The Unified Communications as a Service (UCaaS) market is accelerating at an annual rate of 29%, according to Synergy. As a result, IT leaders are beginning to capitalise on this digital shift.
Out of a pool of small to medium-sized enterprises, 52% of respondents said that they currently use a UCaaS solution. This is according to the latest IDG QuickPulse survey, which also found that 56% plan to incorporate UCaaS into their operations over the next few years.
Above all, the primary drivers to UCaaS adoption is a better user experience for employees and customers. However, UC also delivers “increased employee productivity, faster time to market, predictable monthly expenses, strong ROI, reduced support costs, and improved security.”
Differentiating between UC&C and UCaaS
As well as UCaaS, companies are beginning to adopt Unified Communications and Collaboration (UC&C) systems. As the report states, “companies recognise that the success of their business depends on employees being able to collaborate effectively and securely with coworkers.”
Despite concerns regarding upfront costs and possible business disruption, UC&C and UCaaS are growing increasingly popular. However, the report stresses that it is integral that enterprises are able to distinguish between the two services.
UC&C is a broad strategy that incorporates a model for delivering an integrated solution. This solution could potentially include “IP telephony, unified messaging, audio and video conferencing, and presence.”
In addition to this, UC&C can be on-premises or hosted by a service provider. The report states that UC&C usually includes non-recurring fees based on a subscription model.
On the other hand, UCaaS is defined as a “subset of UC&C” in which features are delivered by a service provider in a cloud-based, as-a-service model. Sold on a per-seat basis, these features include IP telephony, call routing, unified messaging, point-to-point video conferencing, and presence.
Overcoming barriers to productivity
Although adopting new technology undoubtedly entails a number of challenges, “strategic planning” can allow companies to effectively implement new solutions. 40% of respondents cited the inability to secure upfront funding for UCaaS and UC&C as their top adoption challenge.
26% of respondents indicated that measuring ROI was also a concern. However, Jeffrey Cayer from Verizon UC&C highlighted that there is no easy way for companies to steer around the initial investment that UC&C and UCaaS demands.

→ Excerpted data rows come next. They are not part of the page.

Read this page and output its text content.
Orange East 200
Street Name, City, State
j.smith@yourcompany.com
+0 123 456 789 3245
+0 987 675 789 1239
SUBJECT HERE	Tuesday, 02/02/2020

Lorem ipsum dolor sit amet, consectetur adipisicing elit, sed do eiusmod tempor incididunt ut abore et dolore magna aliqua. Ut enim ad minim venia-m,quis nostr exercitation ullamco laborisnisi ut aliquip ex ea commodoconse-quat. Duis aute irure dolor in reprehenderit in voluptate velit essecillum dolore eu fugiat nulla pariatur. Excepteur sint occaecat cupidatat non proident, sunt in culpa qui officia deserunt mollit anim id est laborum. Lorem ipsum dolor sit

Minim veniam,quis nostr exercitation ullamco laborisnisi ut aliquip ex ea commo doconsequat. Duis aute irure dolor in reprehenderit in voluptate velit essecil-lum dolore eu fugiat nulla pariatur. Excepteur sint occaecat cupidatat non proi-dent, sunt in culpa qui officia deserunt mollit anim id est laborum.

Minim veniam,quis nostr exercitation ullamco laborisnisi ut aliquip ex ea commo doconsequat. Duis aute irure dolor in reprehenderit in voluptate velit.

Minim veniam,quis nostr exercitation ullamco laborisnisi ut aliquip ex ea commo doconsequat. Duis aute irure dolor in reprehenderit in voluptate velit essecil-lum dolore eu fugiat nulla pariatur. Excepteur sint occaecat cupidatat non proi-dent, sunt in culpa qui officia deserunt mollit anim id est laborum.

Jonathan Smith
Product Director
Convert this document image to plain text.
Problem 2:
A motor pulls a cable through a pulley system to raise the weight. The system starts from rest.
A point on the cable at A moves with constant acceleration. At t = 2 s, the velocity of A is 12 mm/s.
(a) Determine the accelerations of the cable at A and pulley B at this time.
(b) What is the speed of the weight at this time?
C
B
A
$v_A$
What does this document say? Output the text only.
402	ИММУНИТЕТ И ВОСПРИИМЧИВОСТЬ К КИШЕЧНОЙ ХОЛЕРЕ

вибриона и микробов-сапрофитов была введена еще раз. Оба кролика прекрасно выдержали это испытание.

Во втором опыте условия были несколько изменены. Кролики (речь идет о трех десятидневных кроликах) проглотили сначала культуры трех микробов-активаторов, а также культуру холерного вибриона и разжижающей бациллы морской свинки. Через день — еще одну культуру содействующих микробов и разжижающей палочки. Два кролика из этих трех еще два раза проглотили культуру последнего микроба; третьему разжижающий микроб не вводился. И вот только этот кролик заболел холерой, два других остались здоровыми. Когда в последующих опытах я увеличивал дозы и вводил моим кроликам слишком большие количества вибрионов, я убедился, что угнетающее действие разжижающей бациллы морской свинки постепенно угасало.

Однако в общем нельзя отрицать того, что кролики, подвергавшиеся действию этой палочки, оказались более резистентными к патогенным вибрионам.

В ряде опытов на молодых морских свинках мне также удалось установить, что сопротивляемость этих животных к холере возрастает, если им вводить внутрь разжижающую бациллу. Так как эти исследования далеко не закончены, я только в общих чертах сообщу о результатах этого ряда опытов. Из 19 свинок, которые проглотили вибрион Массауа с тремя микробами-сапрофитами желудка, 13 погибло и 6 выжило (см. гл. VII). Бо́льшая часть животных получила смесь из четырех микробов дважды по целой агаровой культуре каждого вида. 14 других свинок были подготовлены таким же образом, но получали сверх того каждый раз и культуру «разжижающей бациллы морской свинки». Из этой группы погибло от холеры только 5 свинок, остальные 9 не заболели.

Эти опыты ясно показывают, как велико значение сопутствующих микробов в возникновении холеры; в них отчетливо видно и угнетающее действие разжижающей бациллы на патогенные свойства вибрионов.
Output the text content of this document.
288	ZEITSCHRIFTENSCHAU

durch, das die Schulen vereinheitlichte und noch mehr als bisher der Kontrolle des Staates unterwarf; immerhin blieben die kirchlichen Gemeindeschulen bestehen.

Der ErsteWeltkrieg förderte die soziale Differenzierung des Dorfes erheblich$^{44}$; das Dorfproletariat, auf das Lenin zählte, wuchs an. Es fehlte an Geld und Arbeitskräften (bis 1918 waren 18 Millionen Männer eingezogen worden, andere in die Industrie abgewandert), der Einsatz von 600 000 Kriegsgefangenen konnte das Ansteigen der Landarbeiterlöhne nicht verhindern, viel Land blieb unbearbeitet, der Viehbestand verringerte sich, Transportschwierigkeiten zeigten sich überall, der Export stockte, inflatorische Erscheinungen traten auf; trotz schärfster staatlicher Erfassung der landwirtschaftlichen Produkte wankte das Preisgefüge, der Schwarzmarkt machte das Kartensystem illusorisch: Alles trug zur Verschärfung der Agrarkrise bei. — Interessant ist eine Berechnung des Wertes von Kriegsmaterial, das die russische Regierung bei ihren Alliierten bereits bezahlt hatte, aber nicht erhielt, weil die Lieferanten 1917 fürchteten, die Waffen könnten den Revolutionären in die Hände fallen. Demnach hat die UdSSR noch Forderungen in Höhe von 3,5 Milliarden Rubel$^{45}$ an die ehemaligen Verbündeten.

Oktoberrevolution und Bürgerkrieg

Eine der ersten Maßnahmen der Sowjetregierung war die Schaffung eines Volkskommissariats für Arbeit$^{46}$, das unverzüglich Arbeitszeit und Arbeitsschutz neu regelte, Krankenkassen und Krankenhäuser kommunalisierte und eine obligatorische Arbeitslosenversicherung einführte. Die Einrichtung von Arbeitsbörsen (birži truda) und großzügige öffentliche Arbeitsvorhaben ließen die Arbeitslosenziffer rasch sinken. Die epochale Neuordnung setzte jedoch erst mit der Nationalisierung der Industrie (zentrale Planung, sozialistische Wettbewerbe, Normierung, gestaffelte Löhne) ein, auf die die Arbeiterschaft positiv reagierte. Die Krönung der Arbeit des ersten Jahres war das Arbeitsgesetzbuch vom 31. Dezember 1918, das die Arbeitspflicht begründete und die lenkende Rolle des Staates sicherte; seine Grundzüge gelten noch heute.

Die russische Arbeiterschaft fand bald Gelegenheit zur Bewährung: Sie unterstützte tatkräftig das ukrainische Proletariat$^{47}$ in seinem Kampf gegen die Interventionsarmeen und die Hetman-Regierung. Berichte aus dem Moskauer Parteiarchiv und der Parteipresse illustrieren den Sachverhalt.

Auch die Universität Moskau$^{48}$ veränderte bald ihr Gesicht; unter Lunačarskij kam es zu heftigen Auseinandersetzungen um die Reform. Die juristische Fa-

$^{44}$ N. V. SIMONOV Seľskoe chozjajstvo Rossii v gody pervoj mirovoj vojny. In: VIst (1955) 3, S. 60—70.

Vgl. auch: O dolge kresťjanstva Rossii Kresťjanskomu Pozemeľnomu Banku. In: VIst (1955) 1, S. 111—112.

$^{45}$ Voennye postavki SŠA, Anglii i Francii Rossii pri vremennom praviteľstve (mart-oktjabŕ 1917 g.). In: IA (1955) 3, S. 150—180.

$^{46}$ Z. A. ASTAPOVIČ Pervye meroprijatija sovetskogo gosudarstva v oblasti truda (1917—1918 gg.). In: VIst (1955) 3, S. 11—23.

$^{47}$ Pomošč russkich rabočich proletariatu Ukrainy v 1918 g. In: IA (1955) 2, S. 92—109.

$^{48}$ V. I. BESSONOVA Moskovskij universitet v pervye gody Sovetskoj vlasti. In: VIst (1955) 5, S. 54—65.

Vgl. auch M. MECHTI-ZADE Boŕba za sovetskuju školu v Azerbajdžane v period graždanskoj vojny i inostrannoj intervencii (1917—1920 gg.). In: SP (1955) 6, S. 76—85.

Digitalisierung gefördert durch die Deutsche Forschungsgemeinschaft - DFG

Despite this, the report also recommended that companies consider the “long-term business benefits” of moving to a digital platform. As a consequence, employees are able to communicate and collaborate more effectively across the entire enterprise.
An efficient UC&C or UCaaS solution therefore provides significant business value. While “it may be tricky to put an exact dollar figure on productivity gains,” a collaboration system reduces missed messages and inefficient communication processes.
Moreover, these solutions provide “predictable and stable monthly costs,” as well as improved security. Cayer added that meeting user expectations is also integral, “if my user community is looking at the tools I’m making available and if they feel it’s inferior to what they can do at home, that’s a problem.”